Int J Radiat Oncol Biol Phys. 2021 Nov 01. pii: S0360-3016(21)01080-4. [Epub ahead of print]111(3S):
S88-S89
PURPOSE/OBJECTIVE(S): Tumor irradiation causes pro-inflammatory changes in the tumor microenvironment (TME). We have shown that these changes may be countered by the induction of immunosuppressive changes that drive therapy resistance. Here, we test the hypothesis that radiation activates adenosine signaling and induces immunosuppressive myeloid cells in the TME.MATERIALS/METHODS: Using the 4T1 orthotopic breast cancer mouse model, we tested immunophenotypic changes to the TME by spectral flow cytometry and by bulk RNASeq of tumor infiltrating leukocytes (CD45+, TILs) 72-hours after tumor irradiation (8 Gy x 1) using the small animal radiation research platform (SARRP, Xstrahl; 220 kV). Human peripheral blood mononuclear cells (PBMCs) were cultured in vitro with 0.1, 1, and 10uM of adenosine receptor agonist, 5'-N-ethylcarboxamindoadenosine (NECA), in the presence of CD3/CD28 beads. Cytokine quantification of cell-free supernatant was performed 48-hours later using the Meso Scale Discovery platform.
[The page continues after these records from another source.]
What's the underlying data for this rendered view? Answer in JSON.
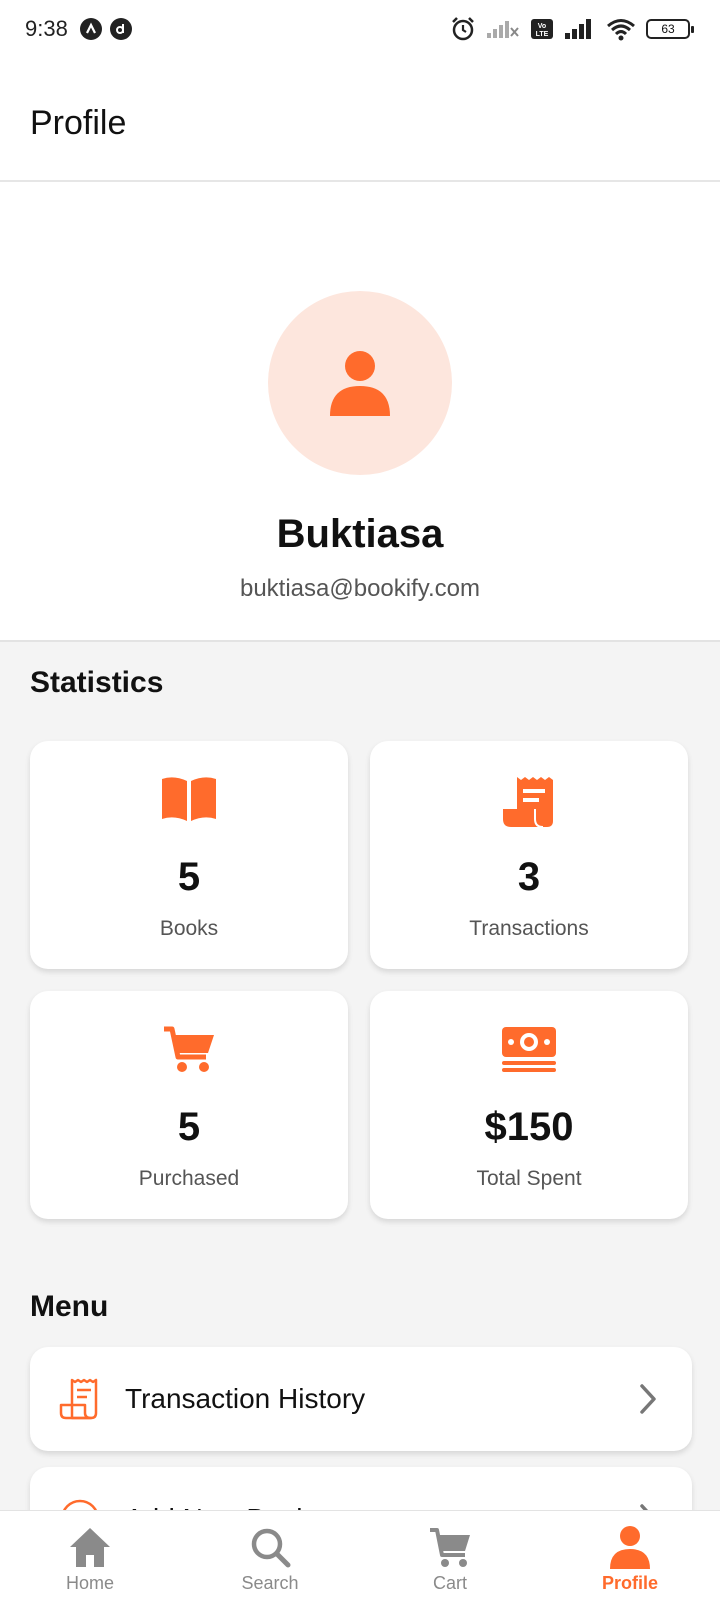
{
  "status_bar": {
    "time": "9:38",
    "left_icons": [
      "n-icon",
      "d-icon"
    ],
    "right_icons": [
      "alarm-icon",
      "signal-off-icon",
      "volte-icon",
      "signal-icon",
      "wifi-icon"
    ],
    "battery": "63"
  },
  "app_bar": {
    "title": "Profile"
  },
  "profile": {
    "avatar_icon": "person-icon",
    "name": "Buktiasa",
    "email": "buktiasa@bookify.com"
  },
  "statistics": {
    "title": "Statistics",
    "cards": [
      {
        "icon": "book-icon",
        "value": "5",
        "label": "Books"
      },
      {
        "icon": "receipt-icon",
        "value": "3",
        "label": "Transactions"
      },
      {
        "icon": "cart-icon",
        "value": "5",
        "label": "Purchased"
      },
      {
        "icon": "money-icon",
        "value": "$150",
        "label": "Total Spent"
      }
    ]
  },
  "menu": {
    "title": "Menu",
    "items": [
      {
        "icon": "receipt-outline-icon",
        "label": "Transaction History"
      },
      {
        "icon": "add-circle-icon",
        "label": "Add New Book"
      }
    ]
  },
  "bottom_nav": {
    "items": [
      {
        "icon": "home-icon",
        "label": "Home"
      },
      {
        "icon": "search-icon",
        "label": "Search"
      },
      {
        "icon": "cart-icon",
        "label": "Cart"
      },
      {
        "icon": "person-icon",
        "label": "Profile"
      }
    ],
    "active": "Profile"
  },
  "colors": {
    "accent": "#ff6b2c",
    "accent_light": "#fde6dd",
    "background": "#f4f4f4",
    "inactive": "#8a8a8a"
  }
}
RESULTS: Radiation increases the abundance of CD11b+ myeloid cells (77.4% vs. 84.4%) and decreases TCRb+ lymphocytes (6.3% vs. 3.6%) in the TME. The reduction of lymphocytes was driven by CD4+ T-cells (5.2% vs 2.7%), including a proportional reduction in Tregs (1.4% vs 0.63%), with no change in abundance of CD8+ T-cells (0.53% vs 0.43%). The increase in myeloid cells was predominantly influenced by granulocytic- and monocytic-myeloid-derived suppressor cells (PMN-MDSCs: 22% vs 34.5%; M-MSCSs: 3.0% vs 10.0%). By bulk RNASeq of CD45+ TILs, radiation increased the expression of adenosine 2A receptor (A2AR, log2 fold change 1.13) and A2BR (log2 fold change 0.92), but not CD73 - an ecto-nucleotidase that metabolizes AMP to adenosine. By flow cytometry, radiation increased expression of both CD73 and A2AR in the myeloid population, with CD73 expression significantly increased in the monocytic compartment (Ly6C+, 63% vs 70%) and A2AR expression increased in the granulocytic compartment (Ly6G, 89% vs 97%). The addition of adenosine analog, NECA, to human PBMCs resulted in significant reduction in effector T-cell cytokines (IL-2, IFN- γ, granzyme B) across doses, an increase in IL-6 and MCP-1/CCL2 at the intermediate dose tested, and increased IFN-β and TGF- β while decreasing IL-1 β, IL-8 only at the highest dose.
CONCLUSION: Radiation induces an immunosuppressive TME, increasing the abundance of PMN-MDSCs and M-MDSCs and activating adenosine signaling. Radiation increases the expression of adenosine receptors on CD45+ TILs at the transcriptomic level and cell surface expression of CD73 on monocytes and A2AR on granulocytes. Treatment of human PBMCs with adenosine receptor agonist resulted in loss of effector T-cell function and suppressive changes to cytokine milieu. These data suggest a mechanistic link between radiation, adenosine signaling and the myeloid compartment.